The order of providers in the PROVIDERS tuple determines match priority and fallback behavior. Current order:
  1. Gateways (OpenRouter, AiHubMix, etc.) - highest priority for fallback
  2. Standard providers (Anthropic, OpenAI, DeepSeek, etc.)
  3. Auxiliary providers (Groq) - lowest priority
Why?
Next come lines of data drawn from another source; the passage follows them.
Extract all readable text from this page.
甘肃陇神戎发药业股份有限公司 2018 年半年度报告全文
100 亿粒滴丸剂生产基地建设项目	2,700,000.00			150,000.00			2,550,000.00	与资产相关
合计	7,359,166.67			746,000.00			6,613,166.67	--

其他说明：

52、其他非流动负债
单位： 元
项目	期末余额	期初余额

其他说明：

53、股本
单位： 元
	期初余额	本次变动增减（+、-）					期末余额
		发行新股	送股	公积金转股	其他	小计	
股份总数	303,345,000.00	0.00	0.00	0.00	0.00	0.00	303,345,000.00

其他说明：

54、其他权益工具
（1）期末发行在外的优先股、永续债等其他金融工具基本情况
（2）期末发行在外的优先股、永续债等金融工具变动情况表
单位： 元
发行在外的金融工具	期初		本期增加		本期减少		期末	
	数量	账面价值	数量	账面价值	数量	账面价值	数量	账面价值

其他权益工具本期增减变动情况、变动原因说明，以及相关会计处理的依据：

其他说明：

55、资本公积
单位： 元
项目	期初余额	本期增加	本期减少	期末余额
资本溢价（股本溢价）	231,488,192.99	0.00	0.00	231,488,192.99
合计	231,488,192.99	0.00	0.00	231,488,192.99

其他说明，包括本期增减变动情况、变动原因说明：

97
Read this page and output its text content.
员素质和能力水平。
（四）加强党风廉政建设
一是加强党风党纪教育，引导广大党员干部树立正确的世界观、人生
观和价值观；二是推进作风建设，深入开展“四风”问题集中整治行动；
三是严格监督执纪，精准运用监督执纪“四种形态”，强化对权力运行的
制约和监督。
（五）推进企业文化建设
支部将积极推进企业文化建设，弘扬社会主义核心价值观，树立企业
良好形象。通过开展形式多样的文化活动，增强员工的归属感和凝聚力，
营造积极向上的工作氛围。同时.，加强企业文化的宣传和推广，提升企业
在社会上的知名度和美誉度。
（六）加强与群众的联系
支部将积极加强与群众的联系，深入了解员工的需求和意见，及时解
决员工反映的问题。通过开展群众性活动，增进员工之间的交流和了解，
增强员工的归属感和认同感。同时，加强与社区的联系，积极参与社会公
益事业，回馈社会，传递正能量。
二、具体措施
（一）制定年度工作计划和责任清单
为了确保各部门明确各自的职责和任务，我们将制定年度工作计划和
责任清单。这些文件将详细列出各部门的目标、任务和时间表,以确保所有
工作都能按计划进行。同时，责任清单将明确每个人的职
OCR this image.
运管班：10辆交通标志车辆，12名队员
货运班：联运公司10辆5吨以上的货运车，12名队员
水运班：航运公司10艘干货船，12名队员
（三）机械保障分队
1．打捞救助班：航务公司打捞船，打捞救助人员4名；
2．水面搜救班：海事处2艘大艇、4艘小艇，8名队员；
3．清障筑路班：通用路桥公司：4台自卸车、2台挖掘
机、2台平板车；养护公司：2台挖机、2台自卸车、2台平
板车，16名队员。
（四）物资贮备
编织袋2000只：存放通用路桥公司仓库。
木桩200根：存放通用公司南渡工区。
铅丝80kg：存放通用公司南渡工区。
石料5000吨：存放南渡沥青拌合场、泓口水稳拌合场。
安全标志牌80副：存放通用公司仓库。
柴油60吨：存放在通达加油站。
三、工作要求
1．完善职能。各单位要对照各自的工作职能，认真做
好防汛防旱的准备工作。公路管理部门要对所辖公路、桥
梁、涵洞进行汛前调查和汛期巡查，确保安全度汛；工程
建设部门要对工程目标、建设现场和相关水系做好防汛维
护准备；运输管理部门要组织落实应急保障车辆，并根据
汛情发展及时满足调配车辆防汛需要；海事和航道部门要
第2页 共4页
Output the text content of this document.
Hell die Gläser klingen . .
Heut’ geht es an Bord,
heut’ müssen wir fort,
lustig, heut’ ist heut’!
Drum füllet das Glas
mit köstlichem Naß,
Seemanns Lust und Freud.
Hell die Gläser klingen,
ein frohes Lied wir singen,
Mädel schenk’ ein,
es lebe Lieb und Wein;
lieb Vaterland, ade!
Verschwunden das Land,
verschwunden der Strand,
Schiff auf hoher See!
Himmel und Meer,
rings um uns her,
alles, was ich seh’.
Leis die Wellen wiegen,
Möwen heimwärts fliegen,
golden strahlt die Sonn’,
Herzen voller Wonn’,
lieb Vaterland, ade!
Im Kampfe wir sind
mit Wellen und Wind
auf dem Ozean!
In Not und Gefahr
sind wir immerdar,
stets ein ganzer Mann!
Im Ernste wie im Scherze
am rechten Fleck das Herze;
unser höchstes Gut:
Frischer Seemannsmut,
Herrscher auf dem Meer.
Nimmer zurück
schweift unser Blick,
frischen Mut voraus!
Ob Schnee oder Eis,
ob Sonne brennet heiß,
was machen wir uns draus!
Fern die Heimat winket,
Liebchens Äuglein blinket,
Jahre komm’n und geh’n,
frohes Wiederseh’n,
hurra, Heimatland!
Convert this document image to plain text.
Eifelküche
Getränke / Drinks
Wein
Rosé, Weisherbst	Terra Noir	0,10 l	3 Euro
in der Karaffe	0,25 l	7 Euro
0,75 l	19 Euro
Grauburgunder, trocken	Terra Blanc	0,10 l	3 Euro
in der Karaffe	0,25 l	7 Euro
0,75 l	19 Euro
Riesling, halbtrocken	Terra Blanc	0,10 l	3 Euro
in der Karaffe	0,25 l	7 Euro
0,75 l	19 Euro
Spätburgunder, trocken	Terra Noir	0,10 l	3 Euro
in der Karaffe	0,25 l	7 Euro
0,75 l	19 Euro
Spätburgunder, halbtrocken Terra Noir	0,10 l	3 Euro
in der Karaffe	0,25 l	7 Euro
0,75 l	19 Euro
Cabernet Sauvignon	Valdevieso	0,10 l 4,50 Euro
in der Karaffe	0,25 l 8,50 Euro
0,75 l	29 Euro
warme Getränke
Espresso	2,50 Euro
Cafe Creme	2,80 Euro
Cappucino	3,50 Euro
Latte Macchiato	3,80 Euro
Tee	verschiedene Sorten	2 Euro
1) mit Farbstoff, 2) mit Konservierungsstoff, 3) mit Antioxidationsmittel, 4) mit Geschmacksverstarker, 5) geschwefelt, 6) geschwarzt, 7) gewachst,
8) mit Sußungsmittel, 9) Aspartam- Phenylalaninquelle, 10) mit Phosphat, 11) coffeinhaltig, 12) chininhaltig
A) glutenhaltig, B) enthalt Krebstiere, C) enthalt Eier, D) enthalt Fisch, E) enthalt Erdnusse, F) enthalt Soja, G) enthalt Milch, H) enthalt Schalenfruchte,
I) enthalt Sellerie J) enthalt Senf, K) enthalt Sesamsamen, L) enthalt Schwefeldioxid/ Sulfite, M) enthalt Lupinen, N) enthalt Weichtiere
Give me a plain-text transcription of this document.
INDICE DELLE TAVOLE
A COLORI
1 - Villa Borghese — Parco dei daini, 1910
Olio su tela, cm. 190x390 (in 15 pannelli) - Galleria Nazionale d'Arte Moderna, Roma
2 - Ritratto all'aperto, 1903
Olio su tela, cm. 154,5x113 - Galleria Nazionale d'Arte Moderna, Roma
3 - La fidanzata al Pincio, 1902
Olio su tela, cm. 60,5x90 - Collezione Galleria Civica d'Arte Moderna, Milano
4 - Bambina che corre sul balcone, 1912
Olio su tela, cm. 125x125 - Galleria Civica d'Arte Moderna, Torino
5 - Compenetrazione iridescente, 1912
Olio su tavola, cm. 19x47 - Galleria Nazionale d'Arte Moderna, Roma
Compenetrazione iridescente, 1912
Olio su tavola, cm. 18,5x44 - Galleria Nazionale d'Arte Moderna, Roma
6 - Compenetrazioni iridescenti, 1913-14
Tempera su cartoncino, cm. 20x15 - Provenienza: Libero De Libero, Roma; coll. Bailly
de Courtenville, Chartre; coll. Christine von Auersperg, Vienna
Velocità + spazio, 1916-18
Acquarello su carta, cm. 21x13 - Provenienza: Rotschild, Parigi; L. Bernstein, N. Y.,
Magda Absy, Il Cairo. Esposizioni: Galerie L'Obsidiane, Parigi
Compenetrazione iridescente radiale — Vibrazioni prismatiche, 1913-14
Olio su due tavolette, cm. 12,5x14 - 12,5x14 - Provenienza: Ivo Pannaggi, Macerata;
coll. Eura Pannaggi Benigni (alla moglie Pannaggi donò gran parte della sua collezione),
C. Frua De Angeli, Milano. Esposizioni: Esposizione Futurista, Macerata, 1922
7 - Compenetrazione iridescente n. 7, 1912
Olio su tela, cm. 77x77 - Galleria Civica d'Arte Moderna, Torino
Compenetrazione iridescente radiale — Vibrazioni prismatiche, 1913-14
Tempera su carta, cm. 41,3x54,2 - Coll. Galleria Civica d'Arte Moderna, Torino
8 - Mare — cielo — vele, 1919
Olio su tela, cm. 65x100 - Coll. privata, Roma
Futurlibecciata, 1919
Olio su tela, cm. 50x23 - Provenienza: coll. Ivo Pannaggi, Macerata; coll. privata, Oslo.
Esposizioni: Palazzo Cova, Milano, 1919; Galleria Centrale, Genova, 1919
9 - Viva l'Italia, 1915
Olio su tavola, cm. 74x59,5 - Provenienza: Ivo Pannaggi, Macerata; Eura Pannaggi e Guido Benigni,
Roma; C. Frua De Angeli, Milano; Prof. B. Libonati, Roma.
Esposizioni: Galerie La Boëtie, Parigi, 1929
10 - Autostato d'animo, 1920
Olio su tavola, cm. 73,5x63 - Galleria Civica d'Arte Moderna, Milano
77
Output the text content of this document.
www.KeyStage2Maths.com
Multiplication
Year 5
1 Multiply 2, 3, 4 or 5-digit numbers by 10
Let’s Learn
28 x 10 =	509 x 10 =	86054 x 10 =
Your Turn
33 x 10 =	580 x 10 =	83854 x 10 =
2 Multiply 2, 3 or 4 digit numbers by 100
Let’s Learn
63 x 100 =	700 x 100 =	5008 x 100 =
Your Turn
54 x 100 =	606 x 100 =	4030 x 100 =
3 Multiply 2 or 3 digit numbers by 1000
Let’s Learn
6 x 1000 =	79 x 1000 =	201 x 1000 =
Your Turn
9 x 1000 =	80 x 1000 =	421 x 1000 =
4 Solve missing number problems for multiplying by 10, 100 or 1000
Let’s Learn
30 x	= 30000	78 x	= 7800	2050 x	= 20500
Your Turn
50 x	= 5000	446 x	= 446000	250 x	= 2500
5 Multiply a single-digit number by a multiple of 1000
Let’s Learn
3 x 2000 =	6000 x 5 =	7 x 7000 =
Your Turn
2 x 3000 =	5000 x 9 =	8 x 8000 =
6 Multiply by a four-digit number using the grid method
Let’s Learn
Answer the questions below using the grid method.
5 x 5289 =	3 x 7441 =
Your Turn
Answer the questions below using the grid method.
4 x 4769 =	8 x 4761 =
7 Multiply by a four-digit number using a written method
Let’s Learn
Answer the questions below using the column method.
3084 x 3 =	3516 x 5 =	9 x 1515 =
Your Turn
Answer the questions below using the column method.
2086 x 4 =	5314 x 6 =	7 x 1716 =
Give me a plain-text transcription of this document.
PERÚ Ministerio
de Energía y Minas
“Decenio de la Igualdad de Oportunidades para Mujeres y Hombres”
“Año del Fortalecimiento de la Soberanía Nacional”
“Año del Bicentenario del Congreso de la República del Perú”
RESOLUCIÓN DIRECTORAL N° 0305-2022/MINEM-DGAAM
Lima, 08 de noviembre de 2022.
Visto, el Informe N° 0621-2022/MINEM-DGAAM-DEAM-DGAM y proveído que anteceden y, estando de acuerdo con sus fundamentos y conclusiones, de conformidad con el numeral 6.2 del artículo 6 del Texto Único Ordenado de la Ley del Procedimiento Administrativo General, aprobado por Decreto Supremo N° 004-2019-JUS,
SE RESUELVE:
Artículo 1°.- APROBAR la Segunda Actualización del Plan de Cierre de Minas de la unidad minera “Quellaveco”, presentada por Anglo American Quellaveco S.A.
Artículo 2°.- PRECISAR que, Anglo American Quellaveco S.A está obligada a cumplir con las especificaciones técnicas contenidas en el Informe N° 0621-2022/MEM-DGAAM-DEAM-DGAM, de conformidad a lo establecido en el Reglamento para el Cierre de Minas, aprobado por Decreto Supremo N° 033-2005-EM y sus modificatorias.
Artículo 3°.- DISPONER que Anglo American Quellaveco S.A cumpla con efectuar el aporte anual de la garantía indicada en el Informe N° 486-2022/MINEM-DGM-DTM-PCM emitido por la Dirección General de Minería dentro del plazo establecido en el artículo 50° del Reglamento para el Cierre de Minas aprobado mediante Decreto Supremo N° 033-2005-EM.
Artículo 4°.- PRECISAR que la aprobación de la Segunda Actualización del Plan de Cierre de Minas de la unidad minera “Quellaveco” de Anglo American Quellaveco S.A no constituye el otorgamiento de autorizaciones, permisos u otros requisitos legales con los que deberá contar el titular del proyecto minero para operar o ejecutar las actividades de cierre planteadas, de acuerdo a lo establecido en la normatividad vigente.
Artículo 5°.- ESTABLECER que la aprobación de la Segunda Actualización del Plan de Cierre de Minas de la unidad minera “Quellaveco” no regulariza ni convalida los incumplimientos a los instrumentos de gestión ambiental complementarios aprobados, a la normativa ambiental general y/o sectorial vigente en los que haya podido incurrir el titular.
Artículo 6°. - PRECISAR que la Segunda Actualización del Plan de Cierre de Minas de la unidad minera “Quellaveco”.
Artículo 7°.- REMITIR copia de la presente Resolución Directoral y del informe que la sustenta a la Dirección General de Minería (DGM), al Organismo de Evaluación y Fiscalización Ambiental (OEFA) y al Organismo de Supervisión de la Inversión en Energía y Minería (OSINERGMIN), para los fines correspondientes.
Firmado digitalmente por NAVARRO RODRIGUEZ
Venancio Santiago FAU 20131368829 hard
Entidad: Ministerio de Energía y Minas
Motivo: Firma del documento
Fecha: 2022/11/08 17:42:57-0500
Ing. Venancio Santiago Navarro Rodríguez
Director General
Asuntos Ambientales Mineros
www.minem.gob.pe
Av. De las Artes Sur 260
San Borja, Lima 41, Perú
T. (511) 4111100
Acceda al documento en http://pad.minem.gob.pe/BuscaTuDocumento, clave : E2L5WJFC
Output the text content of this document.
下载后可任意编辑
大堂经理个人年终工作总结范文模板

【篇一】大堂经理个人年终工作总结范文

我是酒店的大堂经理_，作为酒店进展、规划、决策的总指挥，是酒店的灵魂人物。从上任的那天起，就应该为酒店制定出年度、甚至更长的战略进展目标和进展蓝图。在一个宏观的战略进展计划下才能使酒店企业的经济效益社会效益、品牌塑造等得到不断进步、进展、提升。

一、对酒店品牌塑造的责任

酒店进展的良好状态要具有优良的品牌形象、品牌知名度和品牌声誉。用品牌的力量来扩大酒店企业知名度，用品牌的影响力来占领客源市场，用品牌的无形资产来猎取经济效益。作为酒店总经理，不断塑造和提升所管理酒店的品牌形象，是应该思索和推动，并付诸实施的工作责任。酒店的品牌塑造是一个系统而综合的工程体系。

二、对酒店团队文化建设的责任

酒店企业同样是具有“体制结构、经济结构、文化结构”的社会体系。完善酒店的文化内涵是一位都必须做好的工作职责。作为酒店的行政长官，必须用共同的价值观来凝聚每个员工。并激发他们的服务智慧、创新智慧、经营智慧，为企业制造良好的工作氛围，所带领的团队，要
Gateways can route any model, so they should be tried first when auto-detecting.

Template for New Providers

Copy this template when adding a new provider:
# In nanobot/providers/registry.py
ProviderSpec(
    name="yourprovider",
    keywords=("yourprovider", "keyword2"),
    env_key="YOURPROVIDER_API_KEY",
    display_name="Your Provider",
    litellm_prefix="yourprovider",
    skip_prefixes=("yourprovider/",),
    env_extras=(),
    is_gateway=False,
    is_local=False,
    detect_by_key_prefix="",
    detect_by_base_keyword="",
    default_api_base="",
    strip_model_prefix=False,
    model_overrides=(),
),

# In nanobot/config/schema.py
class ProvidersConfig(BaseModel):
    # ...
    yourprovider: ProviderConfig = ProviderConfig()

Troubleshooting

Provider not detected

  • Check that name matches the config field exactly
  • Verify keywords are lowercase
  • Check model name contains one of the keywords

API key not passed to LiteLLM

  • Verify env_key is correct (check LiteLLM docs)
  • Check env_extras if provider needs multiple vars

Model name not recognized

  • Check litellm_prefix is correct
  • Verify skip_prefixes doesn’t block the prefix
  • Try specifying provider explicitly in config

Wrong provider selected

  • Check provider order in PROVIDERS tuple
  • More specific keywords should come before generic ones
  • Gateways should be first for fallback

Contributing

When submitting a PR to add a new provider:
  1. Add the ProviderSpec in the correct section (gateway/standard/local)
  2. Add the config field to ProvidersConfig
  3. Test with both CLI and gateway modes
  4. Include example config in PR description
  5. Mention any special requirements (API base, model overrides, etc.)
See the Contributing Guide for more details.